In playing, I have found that an effective strategy is to focus each planet on a one resource. This has allowed me to easily outstrip the AIs. By building only buildings for a single resource and setting the planet's governance to that resource once it is done the initial buildup, it becomes extremely productive to the point that I don't see any benefit to splitting it's focus.
Am I missing something? Is there some strategy or fluke that I am overlooking? I am now forcing myself not to touch the resource focus chart to make it more challenging, but with multiplayer I can't keep others from exploiting it.
You are absolutely right. A bit of maths can also prove it. Yes, the governance slider kills any kind of choice/management on planets, because it can be shown it is strictly more efficient to just choose on of the three focuses - money, industry, or research - build only the corresponding type of building (maybe a couple extras that DON'T depend on the focus sliders if bonuses are interesting) and then set the slider to 100% for the corresponding focus.
Proof (to a first order approximation) :
Let's assume we have a planet with 20 free tiles, and each building produces either 1 money, 1 production, or 1 research (yes, they don't, but changing that doesn't change the validity of the proof, just final values).
If you choose to build only production buildings, for instance, and set the slider to 100% industry, you'll get 20 production
If you choose to build 50/50 production/money, and set the slider to 100% either, you get only 10 production or 10 money. A net loss of 50% of the planet's potential
If you choose to build 50/50 production/money and set the slider to 50% production/money, you get 5 production, 5 money, "10 units" total, a net loss of 50% of the planet's potential
And if you choose to build 33/33/33, you'll lose at least 2 thirds of the planet's potential.
I've simplified the model a bit (hence the aforementioned "first order approximation" - adjacency bonuses tend to push towards MORE specialization anyway, not less) but the general principle holds true : basically, either you set the slider to 100% for one focus and all the other buildings are just dead weight, or you don't and all buildings are running at partial capacity.
In other words : just spam the same type of building on each planet, because everything else is inefficient.
The way planetary management is right now is a mix of two great tastes that taste awful together.
But overall you want to specialize planets on nothing but one type such as Industry, Science or Money... but I have found out that it is not always that simple.
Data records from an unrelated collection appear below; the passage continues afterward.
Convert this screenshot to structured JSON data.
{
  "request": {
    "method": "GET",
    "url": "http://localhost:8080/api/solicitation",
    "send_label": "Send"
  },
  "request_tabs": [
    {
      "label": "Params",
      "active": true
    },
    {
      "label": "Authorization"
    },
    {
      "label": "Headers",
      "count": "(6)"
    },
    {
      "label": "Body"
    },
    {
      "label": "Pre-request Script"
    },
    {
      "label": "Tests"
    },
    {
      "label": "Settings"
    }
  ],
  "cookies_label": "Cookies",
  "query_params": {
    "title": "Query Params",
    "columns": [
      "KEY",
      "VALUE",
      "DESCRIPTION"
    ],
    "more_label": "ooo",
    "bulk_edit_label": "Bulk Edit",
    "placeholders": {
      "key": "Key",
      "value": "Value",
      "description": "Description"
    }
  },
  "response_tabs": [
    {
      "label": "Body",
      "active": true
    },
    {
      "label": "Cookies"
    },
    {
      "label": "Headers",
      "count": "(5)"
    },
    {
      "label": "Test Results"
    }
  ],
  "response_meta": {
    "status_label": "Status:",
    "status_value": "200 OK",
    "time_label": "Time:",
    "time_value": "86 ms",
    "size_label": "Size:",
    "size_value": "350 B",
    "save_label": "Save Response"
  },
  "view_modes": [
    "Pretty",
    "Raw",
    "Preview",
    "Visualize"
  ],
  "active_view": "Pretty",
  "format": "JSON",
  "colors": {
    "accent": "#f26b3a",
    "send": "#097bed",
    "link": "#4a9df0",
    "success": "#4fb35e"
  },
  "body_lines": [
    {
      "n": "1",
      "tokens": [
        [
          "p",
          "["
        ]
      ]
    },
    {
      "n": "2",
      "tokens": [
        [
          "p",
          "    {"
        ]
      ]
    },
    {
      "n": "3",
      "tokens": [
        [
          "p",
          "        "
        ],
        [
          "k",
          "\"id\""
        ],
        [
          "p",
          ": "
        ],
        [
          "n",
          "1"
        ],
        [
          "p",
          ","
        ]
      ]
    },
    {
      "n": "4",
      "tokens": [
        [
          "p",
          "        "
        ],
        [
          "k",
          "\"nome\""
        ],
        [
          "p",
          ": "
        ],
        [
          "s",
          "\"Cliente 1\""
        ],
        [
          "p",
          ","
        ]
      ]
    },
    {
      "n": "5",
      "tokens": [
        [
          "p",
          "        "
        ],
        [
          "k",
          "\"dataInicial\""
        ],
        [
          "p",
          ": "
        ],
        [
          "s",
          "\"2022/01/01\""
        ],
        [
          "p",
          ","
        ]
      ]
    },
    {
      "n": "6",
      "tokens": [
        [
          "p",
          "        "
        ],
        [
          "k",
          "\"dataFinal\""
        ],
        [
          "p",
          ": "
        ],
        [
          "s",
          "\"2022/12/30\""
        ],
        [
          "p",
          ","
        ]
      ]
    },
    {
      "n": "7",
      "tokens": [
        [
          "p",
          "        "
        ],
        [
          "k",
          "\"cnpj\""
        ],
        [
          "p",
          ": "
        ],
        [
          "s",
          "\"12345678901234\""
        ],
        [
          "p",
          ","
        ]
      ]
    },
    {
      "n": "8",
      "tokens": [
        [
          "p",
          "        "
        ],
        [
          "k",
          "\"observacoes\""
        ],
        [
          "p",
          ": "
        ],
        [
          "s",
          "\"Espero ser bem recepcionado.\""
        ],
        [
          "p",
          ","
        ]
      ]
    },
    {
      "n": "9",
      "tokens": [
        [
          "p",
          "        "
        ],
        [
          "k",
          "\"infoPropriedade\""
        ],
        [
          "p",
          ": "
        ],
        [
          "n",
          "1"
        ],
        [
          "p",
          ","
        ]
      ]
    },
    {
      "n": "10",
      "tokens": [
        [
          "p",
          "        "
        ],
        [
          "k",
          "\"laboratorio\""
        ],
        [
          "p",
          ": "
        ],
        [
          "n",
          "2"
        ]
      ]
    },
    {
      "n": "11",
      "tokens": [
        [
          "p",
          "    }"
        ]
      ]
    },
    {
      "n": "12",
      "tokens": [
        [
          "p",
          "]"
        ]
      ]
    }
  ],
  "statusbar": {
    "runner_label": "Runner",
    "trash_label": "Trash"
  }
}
I do however think it is too easy to move the focus slider around. I think there could be some rules tied in with government in how they can be manipulated. This would make this part of the game more fun.
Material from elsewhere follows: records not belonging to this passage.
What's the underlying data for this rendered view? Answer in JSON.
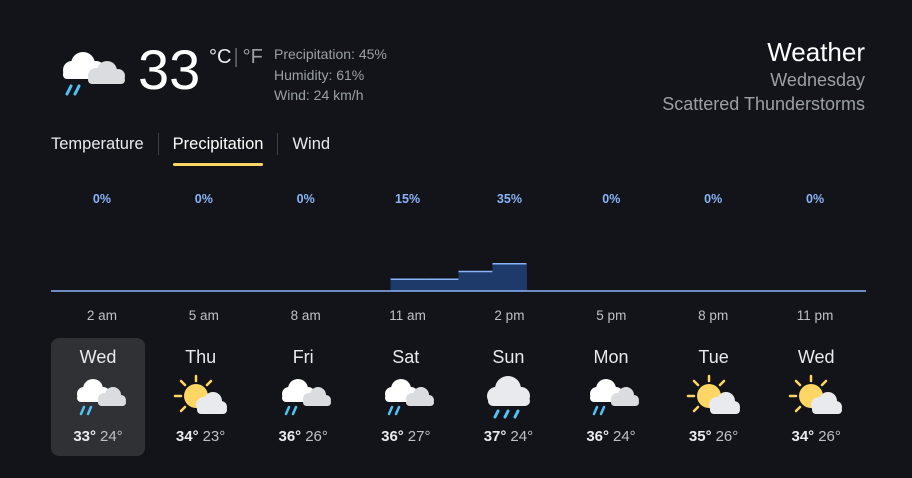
{
  "current": {
    "temp": "33",
    "unit_c": "°C",
    "unit_f": "°F",
    "precipitation": "Precipitation: 45%",
    "humidity": "Humidity: 61%",
    "wind": "Wind: 24 km/h",
    "icon": "thunderstorm-rain-icon"
  },
  "header": {
    "title": "Weather",
    "day": "Wednesday",
    "condition": "Scattered Thunderstorms"
  },
  "tabs": [
    {
      "label": "Temperature",
      "active": false
    },
    {
      "label": "Precipitation",
      "active": true
    },
    {
      "label": "Wind",
      "active": false
    }
  ],
  "chart_data": {
    "type": "area",
    "x": [
      "2 am",
      "5 am",
      "8 am",
      "11 am",
      "2 pm",
      "5 pm",
      "8 pm",
      "11 pm"
    ],
    "value_labels": [
      "0%",
      "0%",
      "0%",
      "15%",
      "35%",
      "0%",
      "0%",
      "0%"
    ],
    "series": [
      {
        "values_pct": [
          0,
          0,
          0,
          0,
          0,
          0,
          0,
          0,
          0,
          0,
          15,
          15,
          25,
          35,
          0,
          0,
          0,
          0,
          0,
          0,
          0,
          0,
          0,
          0
        ]
      }
    ],
    "ylim": [
      0,
      100
    ],
    "colors": {
      "fill": "#1e3a6b",
      "line": "#8ab4f8",
      "label": "#8ab4f8",
      "tick": "#bdc1c6"
    }
  },
  "days": [
    {
      "name": "Wed",
      "hi": "33°",
      "lo": "24°",
      "icon": "thunderstorm-rain-icon",
      "selected": true
    },
    {
      "name": "Thu",
      "hi": "34°",
      "lo": "23°",
      "icon": "partly-cloudy-icon",
      "selected": false
    },
    {
      "name": "Fri",
      "hi": "36°",
      "lo": "26°",
      "icon": "thunderstorm-rain-icon",
      "selected": false
    },
    {
      "name": "Sat",
      "hi": "36°",
      "lo": "27°",
      "icon": "thunderstorm-rain-icon",
      "selected": false
    },
    {
      "name": "Sun",
      "hi": "37°",
      "lo": "24°",
      "icon": "rain-icon",
      "selected": false
    },
    {
      "name": "Mon",
      "hi": "36°",
      "lo": "24°",
      "icon": "thunderstorm-rain-icon",
      "selected": false
    },
    {
      "name": "Tue",
      "hi": "35°",
      "lo": "26°",
      "icon": "partly-cloudy-icon",
      "selected": false
    },
    {
      "name": "Wed",
      "hi": "34°",
      "lo": "26°",
      "icon": "partly-cloudy-icon",
      "selected": false
    }
  ]
}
My estimation is : just remove the damn thing. If it becomes more interesting, it increases micro anyway since it'll push us to make minute, ad-hoc adjustments on every planet. On an big map, it'll be a nightmare.
We already HAVE a mechanic for interesting planetary management : the tiles and adjacency bonuses. Removing the slider will give THESE a much more interesting role and force us to make difficult choices when placing building, instead of spaming one type.